Гусарский штос
Шрифт:
Сколь бы черт ни был ловок и хитер, а многих игроцких тонкостей и хитростей он не знал потому, что знать не мог. И посвящать его в оные я не собирался. Вот, скажем, есть способ игры, при коем понтер может ставить не одну, а две, три и даже более карт. По этому способу я выучу моего черта играть, но позабуду сказать, что каждая лишняя его карта, если общее их количество нечетное, увеличивает шансы банкомета, то бишь мои. А если количество карт четное — то преимущество уже у понтера. Стало быть, подводный мой житель будет обучен выставлять только три или пять карт — и никак иначе!
На том я умолкаю — все мы игрывали и в штос, и
При первой игре победил мой противник.
— Ну что ж, я не получил сажени воды, а ты, любезный черт, выиграл трубку, — с притворной горечью сказал я. — Однако что ж ты станешь делать с трубкой без табака?
— Играем снова! — потребовал он. — Мне сажени воды не жалко. А по табачку я стосковался. Как рыбаки сюда соваться перестали, так я и табака лишился.
Я мог бы ему напомнить, что сам же он повыгонял отсюда всех ради собственного спокойствия, но не стал.
— Изволь! Ради такого приятного противника готов рискнуть и кисетом с табаком, — отвечал я. — Да только сделай милость, удвой ставку! Кисет пойдет против двух сажен речной воды!
— Ну, и две сажени — для меня мелочь. Давай, мечи!
Игра у нас вскоре пошла отчаянная. Я проигрывал и отыгрывал трубку с кисетом, прибавляя к ним гребешок, щеточку для усов, самый кивер, ташку с вензелем государя императора, плетенный из цветных шнуров кушак с серебряными перехватами, карабин, лядунку с патронами, дошло и до того, что я поставил на кон гусарскую свою саблю образца 1798 года. Черт, разгорячившись, всё удваивал и удваивал свою ставку. Ему казалось, что этим можно заниматься до бесконечности. Тут-то я и понял, что его не учили арифметике.

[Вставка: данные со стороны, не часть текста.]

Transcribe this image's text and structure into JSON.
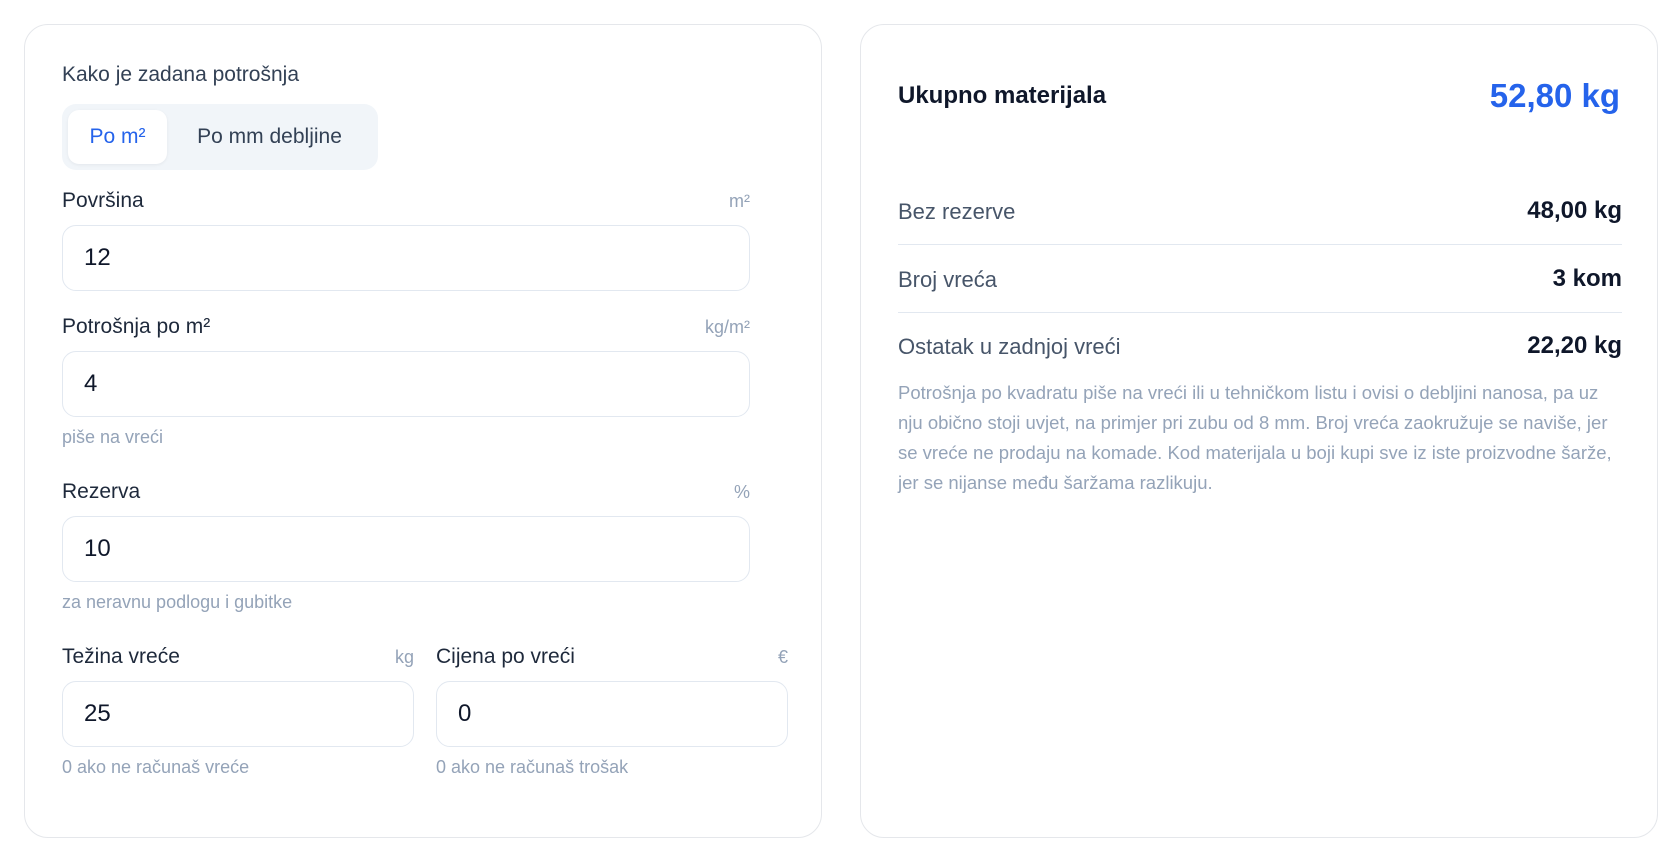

Всякий страстный игрок приучается вести расчеты с такой же скоростью и дотошностью, с какой это делает немец-купец в конторской книге своей. У иных к этому талант, иные приобретают это длительным и малоприятным опытом. Много значат и курьезные случаи, которые застревают в памяти, как ржавый клинок в ножнах. Я следил как-то за игрой, которая начиналась невинно — начальный куш составил всего-навсего рубль. По необъяснимому капризу фортуны понтер угадывал соника либо иную четную карту одиннадцать раз подряд! Куш, разумеется, удваивался, и один-единственный рубль стремительно обратился в две с лишним тысячи рублей! Тут бы понтеру нашему и остановиться, но нет! Сдается, он утомил фортуну, и капризная девка повернулась к нему задом. Молодец продулся в прах, но досаднее всего ему было, когда он, не веря глазам своим, с карандашом в руке считал, как рублишко обратился в две тысячи. Вперед наука — умей остановиться вовремя!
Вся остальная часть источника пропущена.